The risk analysis system accounts for the user's engagement with the CAPTCHA before, during and after the fact. Now, in most cases, users can declare their humanity by simply checking a box labeled "I'm not a robot."

"In cases when the risk analysis engine can't confidently predict whether a user is a human or an abusive agent, it will prompt a CAPTCHA to elicit more cues, increasing the number of security checkpoints to confirm the user is valid," Vinay Shet, reCAPTCHA product manager, stated in a blog post.

ReCAPTCHA moves to an image-recognition test if a robot's actions are too humanlike or a person's response is suspiciously botlike. The image test presents users with a picture and tasks him or her with selecting similar imagery from a small collection of photos.

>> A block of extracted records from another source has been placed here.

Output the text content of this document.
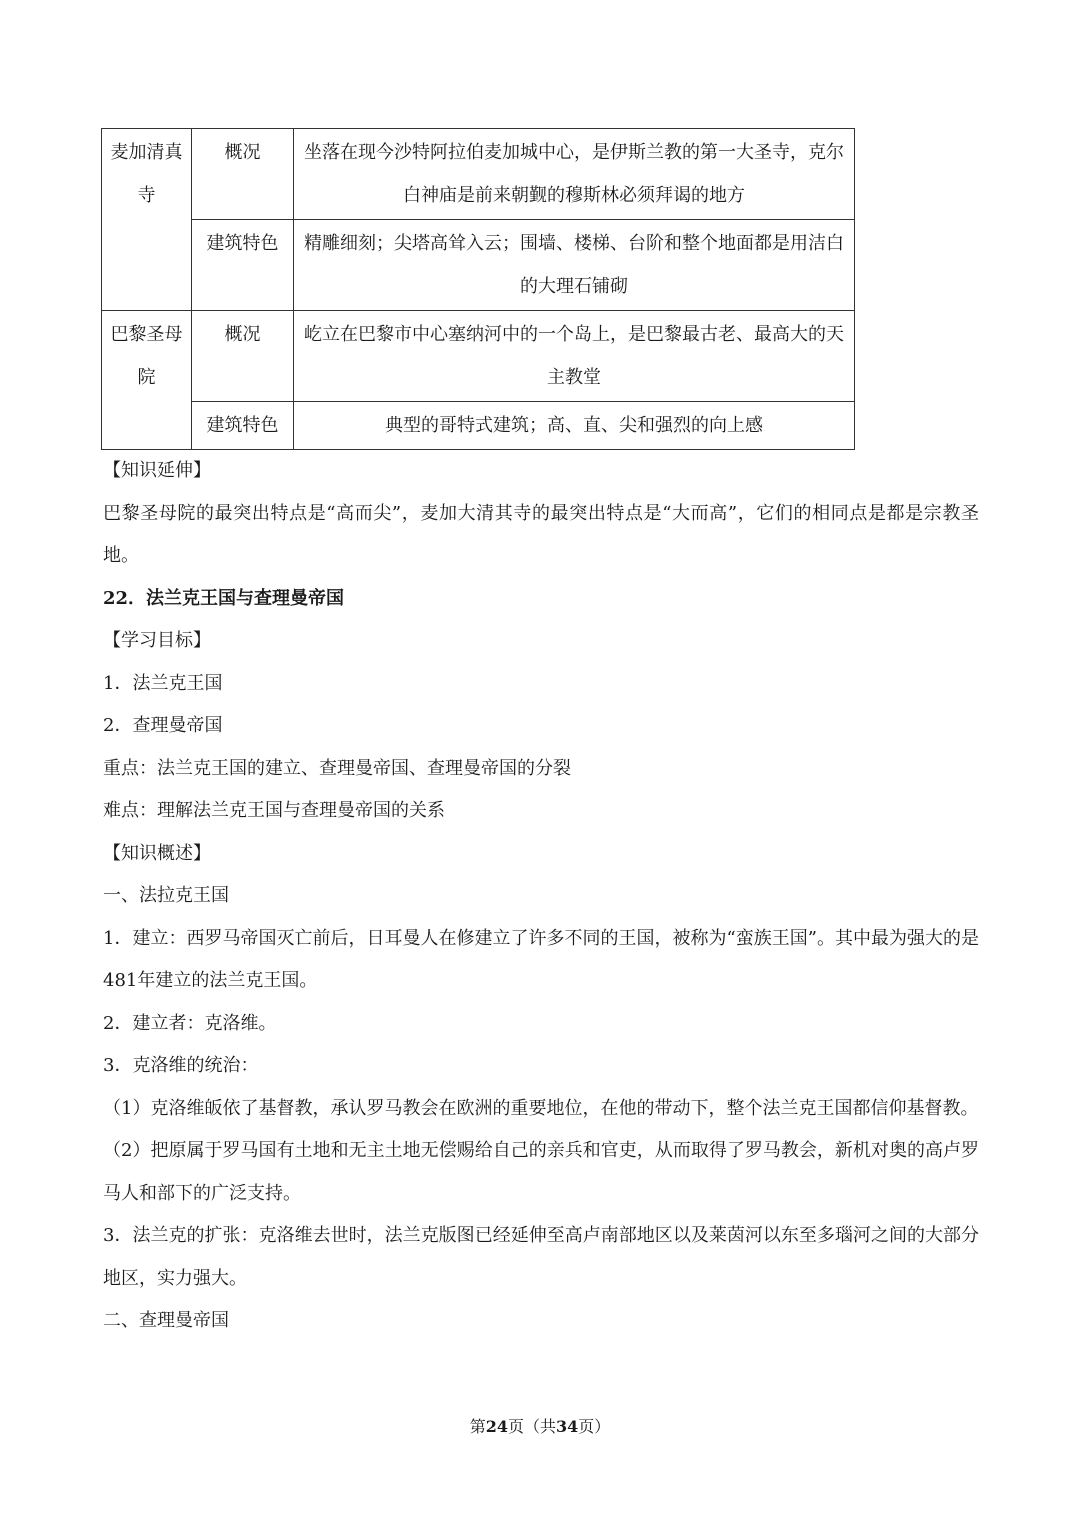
麦加清真寺	概况	坐落在现今沙特阿拉伯麦加城中心，是伊斯兰教的第一大圣寺，克尔白神庙是前来朝觐的穆斯林必须拜谒的地方
	建筑特色	精雕细刻；尖塔高耸入云；围墙、楼梯、台阶和整个地面都是用洁白的大理石铺砌
巴黎圣母院	概况	屹立在巴黎市中心塞纳河中的一个岛上，是巴黎最古老、最高大的天主教堂
	建筑特色	典型的哥特式建筑；高、直、尖和强烈的向上感
【知识延伸】
巴黎圣母院的最突出特点是“高而尖”，麦加大清其寺的最突出特点是“大而高”，它们的相同点是都是宗教圣地。
22．法兰克王国与查理曼帝国
【学习目标】
1．法兰克王国
2．查理曼帝国
重点：法兰克王国的建立、查理曼帝国、查理曼帝国的分裂
难点：理解法兰克王国与查理曼帝国的关系
【知识概述】
一、法拉克王国
1．建立：西罗马帝国灭亡前后，日耳曼人在修建立了许多不同的王国，被称为“蛮族王国”。其中最为强大的是481年建立的法兰克王国。
2．建立者：克洛维。
3．克洛维的统治：
（1）克洛维皈依了基督教，承认罗马教会在欧洲的重要地位，在他的带动下，整个法兰克王国都信仰基督教。
（2）把原属于罗马国有土地和无主土地无偿赐给自己的亲兵和官吏，从而取得了罗马教会，新机对奥的高卢罗马人和部下的广泛支持。
3．法兰克的扩张：克洛维去世时，法兰克版图已经延伸至高卢南部地区以及莱茵河以东至多瑙河之间的大部分地区，实力强大。
二、查理曼帝国
第24页（共34页）
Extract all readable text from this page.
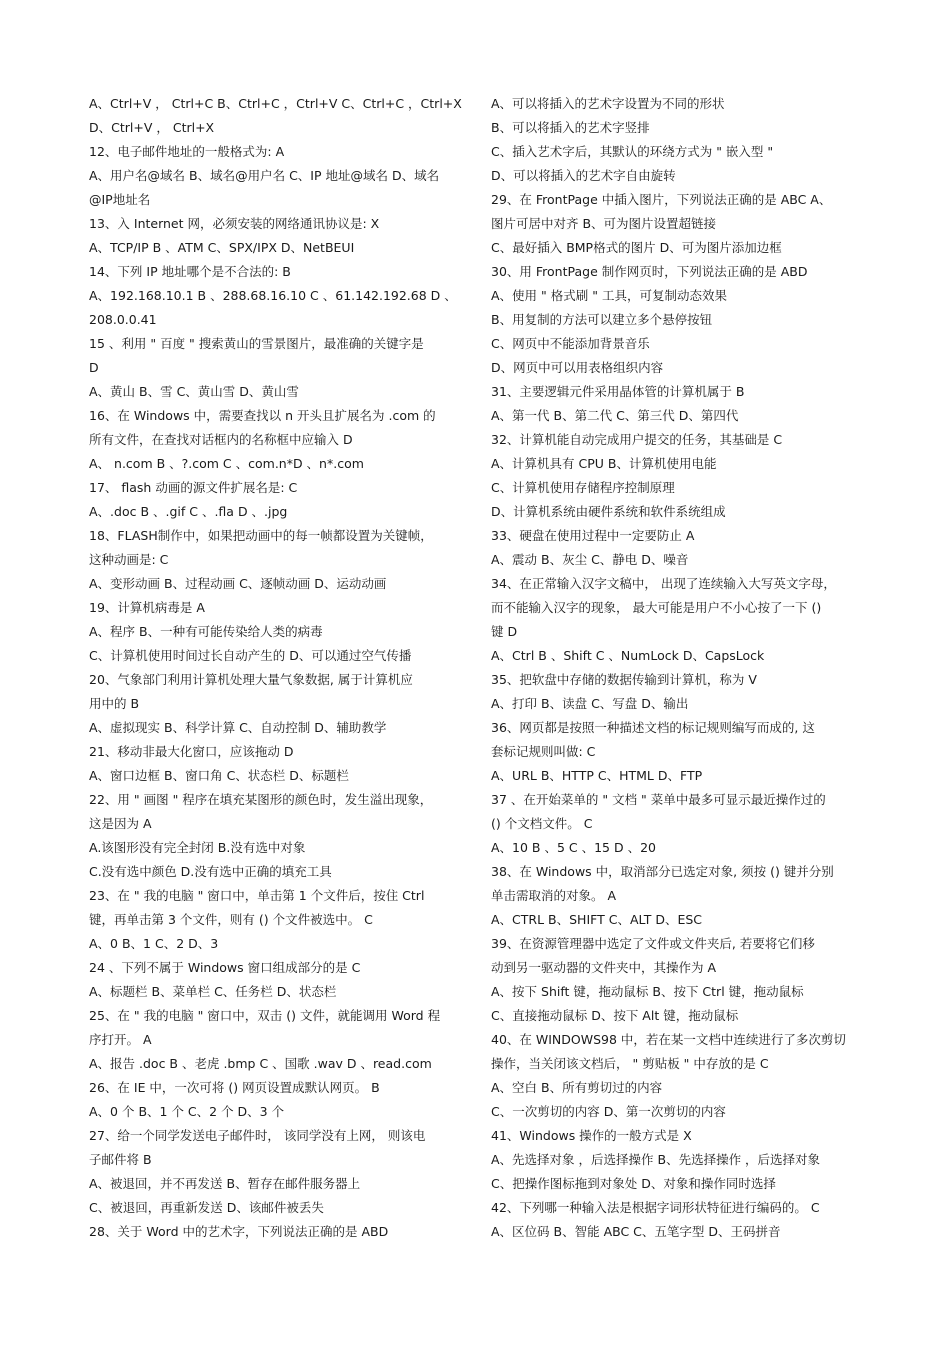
A、Ctrl+V ， Ctrl+C B、Ctrl+C ，Ctrl+V C、Ctrl+C ，Ctrl+X
D、Ctrl+V ， Ctrl+X
12、电子邮件地址的一般格式为: A
A、用户名@域名 B、域名@用户名 C、IP 地址@域名 D、域名
@IP地址名
13、入 Internet 网，必须安装的网络通讯协议是: X
A、TCP/IP B 、ATM C、SPX/IPX D、NetBEUI
14、下列 IP 地址哪个是不合法的: B
A、192.168.10.1 B 、288.68.16.10 C 、61.142.192.68 D 、
208.0.0.41
15 、利用 " 百度 " 搜索黄山的雪景图片，最准确的关键字是
D
A、黄山 B、雪 C、黄山雪 D、黄山雪
16、在 Windows 中，需要查找以 n 开头且扩展名为 .com 的
所有文件，在查找对话框内的名称框中应输入 D
A、 n.com B 、?.com C 、com.n*D 、n*.com
17、 flash 动画的源文件扩展名是: C
A、.doc B 、.gif C 、.fla D 、.jpg
18、FLASH制作中，如果把动画中的每一帧都设置为关键帧，
这种动画是: C
A、变形动画 B、过程动画 C、逐帧动画 D、运动动画
19、计算机病毒是 A
A、程序 B、一种有可能传染给人类的病毒
C、计算机使用时间过长自动产生的 D、可以通过空气传播
20、气象部门利用计算机处理大量气象数据, 属于计算机应
用中的 B
A、虚拟现实 B、科学计算 C、自动控制 D、辅助教学
21、移动非最大化窗口，应该拖动 D
A、窗口边框 B、窗口角 C、状态栏 D、标题栏
22、用 " 画图 " 程序在填充某图形的颜色时，发生溢出现象，
这是因为 A
A.该图形没有完全封闭 B.没有选中对象
C.没有选中颜色 D.没有选中正确的填充工具
23、在 " 我的电脑 " 窗口中，单击第 1 个文件后，按住 Ctrl
键，再单击第 3 个文件，则有 () 个文件被选中。 C
A、0 B、1 C、2 D、3
24 、下列不属于 Windows 窗口组成部分的是 C
A、标题栏 B、菜单栏 C、任务栏 D、状态栏
25、在 " 我的电脑 " 窗口中，双击 () 文件，就能调用 Word 程
序打开。 A
A、报告 .doc B 、老虎 .bmp C 、国歌 .wav D 、read.com
26、在 IE 中，一次可将 () 网页设置成默认网页。 B
A、0 个 B、1 个 C、2 个 D、3 个
27、给一个同学发送电子邮件时， 该同学没有上网， 则该电
子邮件将 B
A、被退回，并不再发送 B、暂存在邮件服务器上
C、被退回，再重新发送 D、该邮件被丢失
28、关于 Word 中的艺术字，下列说法正确的是 ABD
A、可以将插入的艺术字设置为不同的形状
B、可以将插入的艺术字竖排
C、插入艺术字后，其默认的环绕方式为 " 嵌入型 "
D、可以将插入的艺术字自由旋转
29、在 FrontPage 中插入图片，下列说法正确的是 ABC A、
图片可居中对齐 B、可为图片设置超链接
C、最好插入 BMP格式的图片 D、可为图片添加边框
30、用 FrontPage 制作网页时，下列说法正确的是 ABD
A、使用 " 格式刷 " 工具，可复制动态效果
B、用复制的方法可以建立多个悬停按钮
C、网页中不能添加背景音乐
D、网页中可以用表格组织内容
31、主要逻辑元件采用晶体管的计算机属于 B
A、第一代 B、第二代 C、第三代 D、第四代
32、计算机能自动完成用户提交的任务，其基础是 C
A、计算机具有 CPU B、计算机使用电能
C、计算机使用存储程序控制原理
D、计算机系统由硬件系统和软件系统组成
33、硬盘在使用过程中一定要防止 A
A、震动 B、灰尘 C、静电 D、噪音
34、在正常输入汉字文稿中， 出现了连续输入大写英文字母，
而不能输入汉字的现象， 最大可能是用户不小心按了一下 ()
键 D
A、Ctrl B 、Shift C 、NumLock D、CapsLock
35、把软盘中存储的数据传输到计算机，称为 V
A、打印 B、读盘 C、写盘 D、输出
36、网页都是按照一种描述文档的标记规则编写而成的, 这
套标记规则叫做: C
A、URL B、HTTP C、HTML D、FTP
37 、在开始菜单的 " 文档 " 菜单中最多可显示最近操作过的
() 个文档文件。 C
A、10 B 、5 C 、15 D 、20
38、在 Windows 中，取消部分已选定对象, 须按 () 键并分别
单击需取消的对象。 A
A、CTRL B、SHIFT C、ALT D、ESC
39、在资源管理器中选定了文件或文件夹后, 若要将它们移
动到另一驱动器的文件夹中，其操作为 A
A、按下 Shift 键，拖动鼠标 B、按下 Ctrl 键，拖动鼠标
C、直接拖动鼠标 D、按下 Alt 键，拖动鼠标
40、在 WINDOWS98 中，若在某一文档中连续进行了多次剪切
操作，当关闭该文档后， " 剪贴板 " 中存放的是 C
A、空白 B、所有剪切过的内容
C、一次剪切的内容 D、第一次剪切的内容
41、Windows 操作的一般方式是 X
A、先选择对象 ，后选择操作 B、先选择操作 ，后选择对象
C、把操作图标拖到对象处 D、对象和操作同时选择
42、下列哪一种输入法是根据字词形状特征进行编码的。 C
A、区位码 B、智能 ABC C、五笔字型 D、王码拼音
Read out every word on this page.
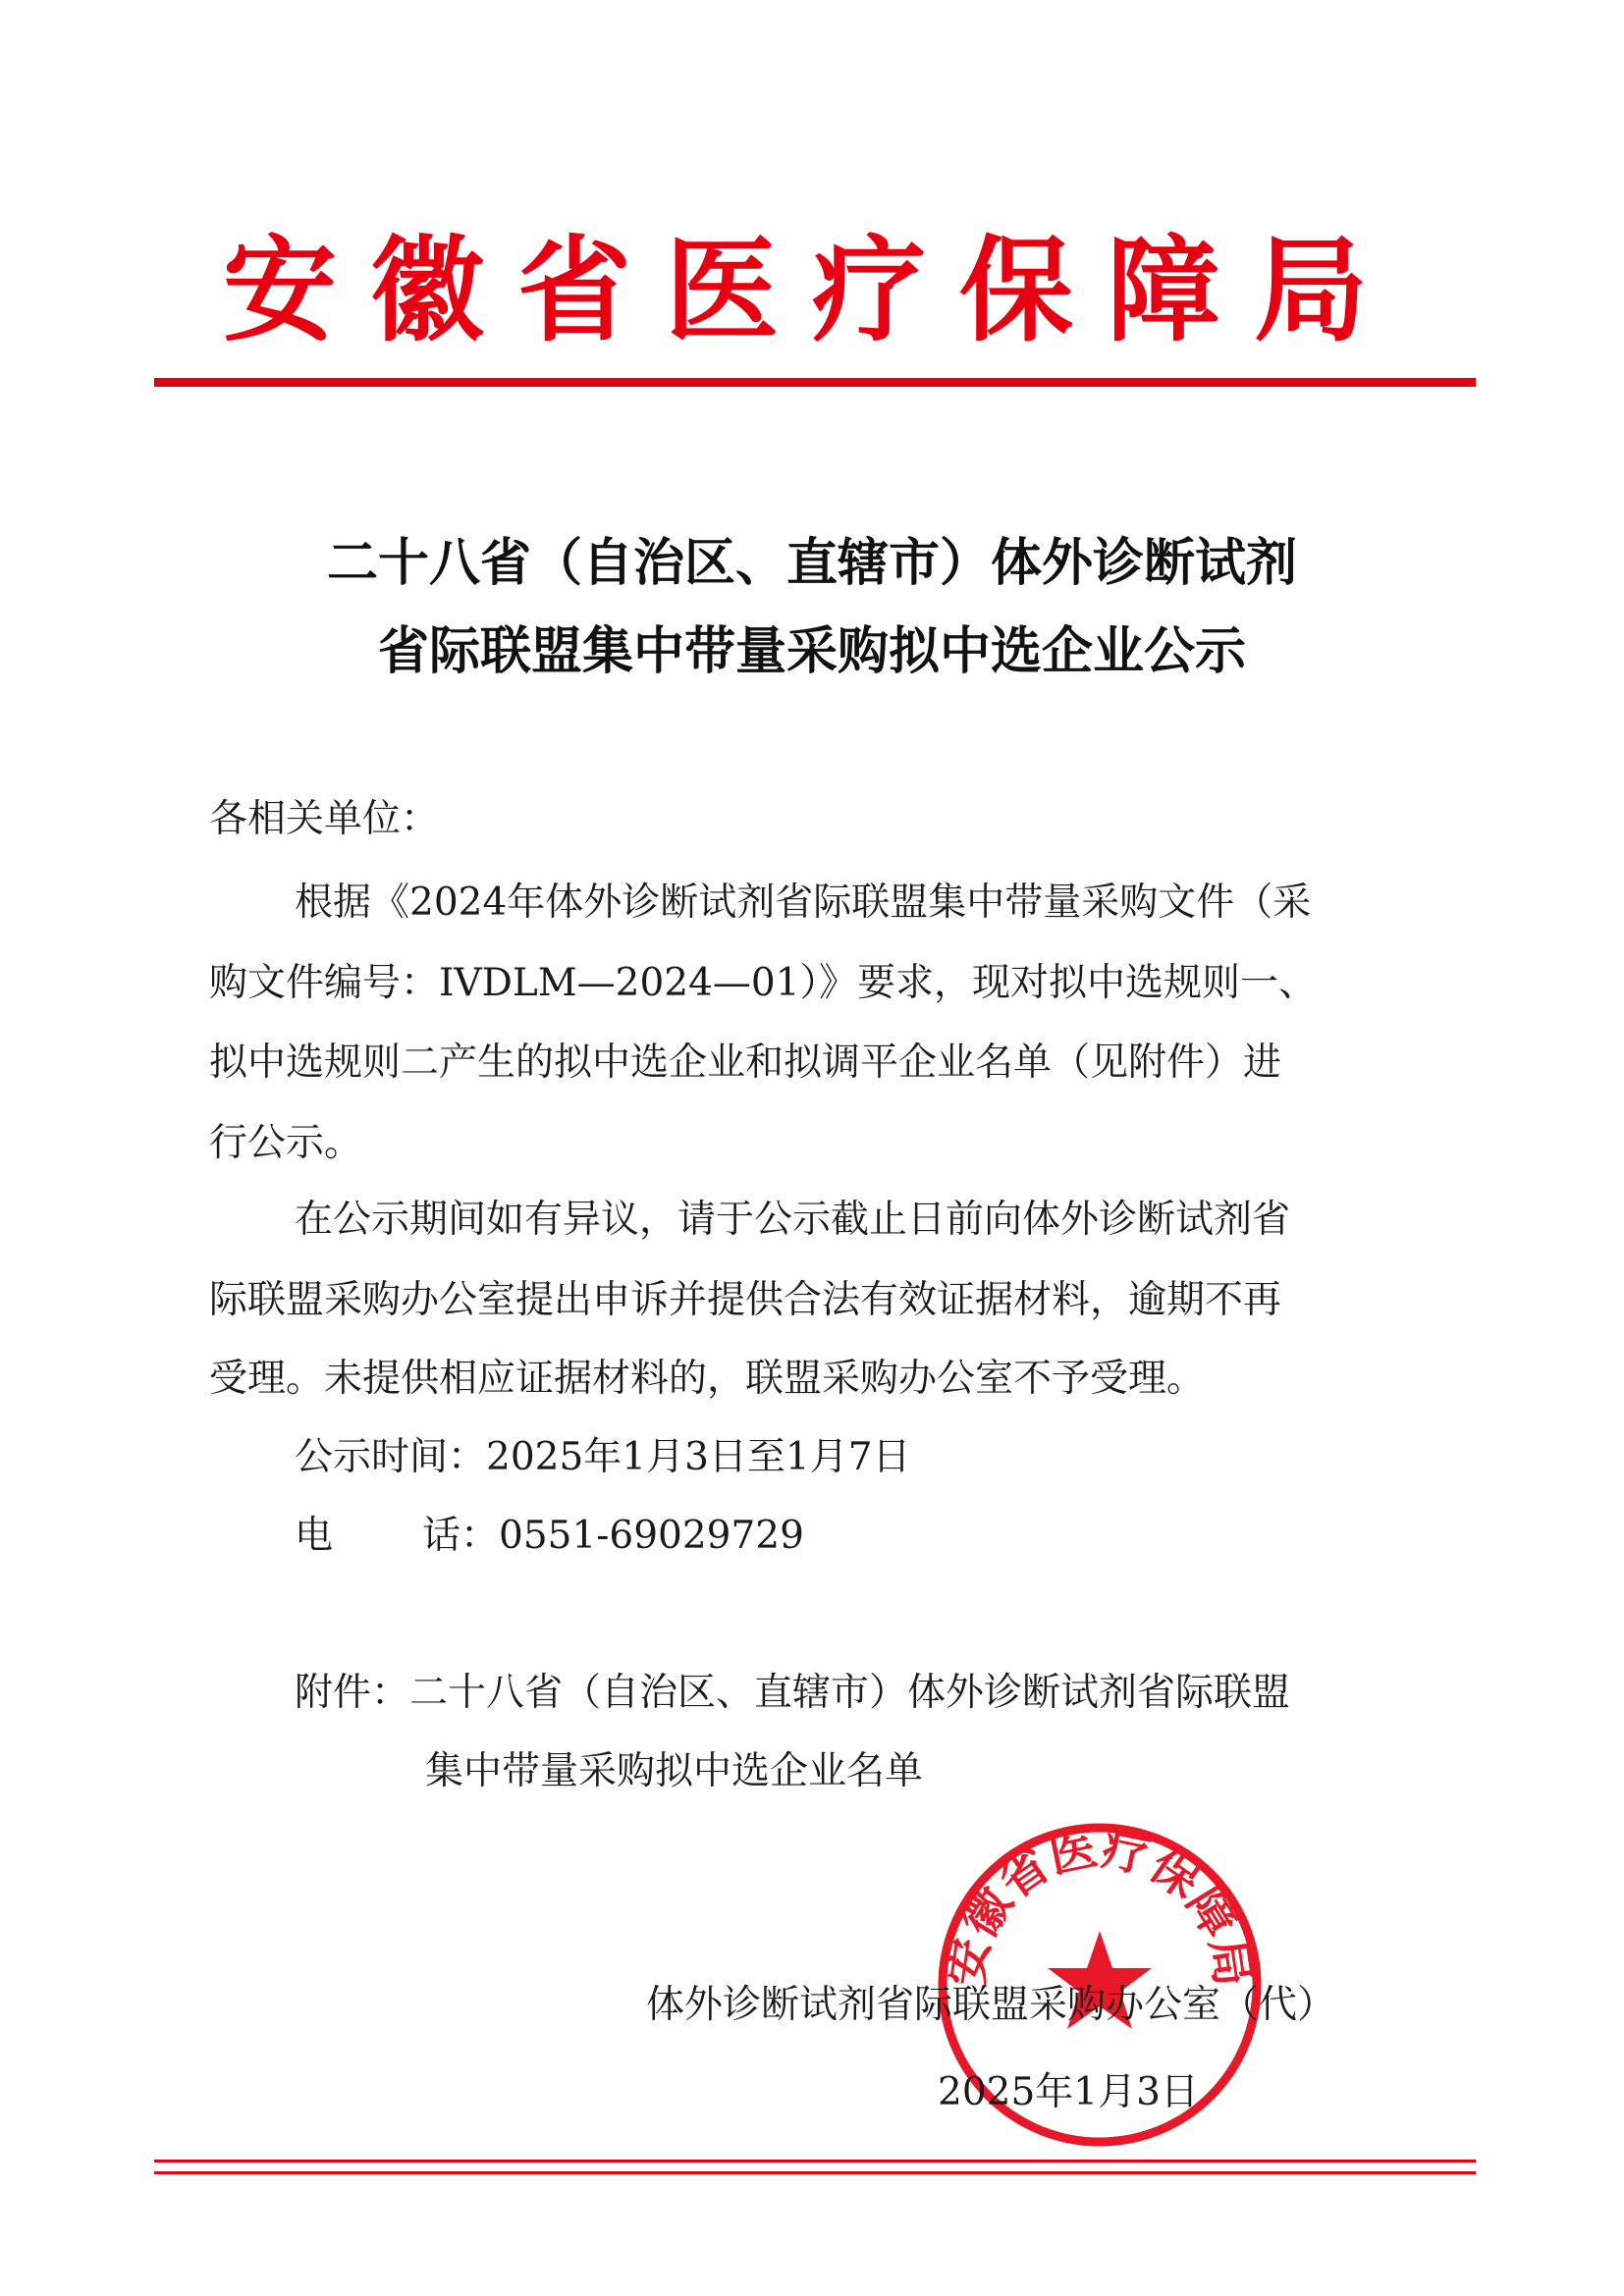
安徽省医疗保障局
二十八省（自治区、直辖市）体外诊断试剂
省际联盟集中带量采购拟中选企业公示
各相关单位：
根据《2024年体外诊断试剂省际联盟集中带量采购文件（采
购文件编号：IVDLM—2024—01）》要求，现对拟中选规则一、
拟中选规则二产生的拟中选企业和拟调平企业名单（见附件）进
行公示。
在公示期间如有异议，请于公示截止日前向体外诊断试剂省
际联盟采购办公室提出申诉并提供合法有效证据材料，逾期不再
受理。未提供相应证据材料的，联盟采购办公室不予受理。
公示时间：2025年1月3日至1月7日
电 话：0551-69029729
附件：二十八省（自治区、直辖市）体外诊断试剂省际联盟
集中带量采购拟中选企业名单
安徽省医疗保障局
体外诊断试剂省际联盟采购办公室（代）
2025年1月3日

"Humans, we'll continue our work to keep the Internet safe and easy to use. Abusive bots and scripts, it'll only get worse -- sorry we're (still) not sorry," states Shet.

For many users, ads are more of nuisance than CAPTCHAs. While Google is making CAPTCHAs less frustrating, the search engine company is also experimenting with a premium system for shielding users from ads.

Google Contributor offers web users the opportunity to browse a website without encountering ads, though the service will come at a monthly price, likely somewhere between $1 to $3.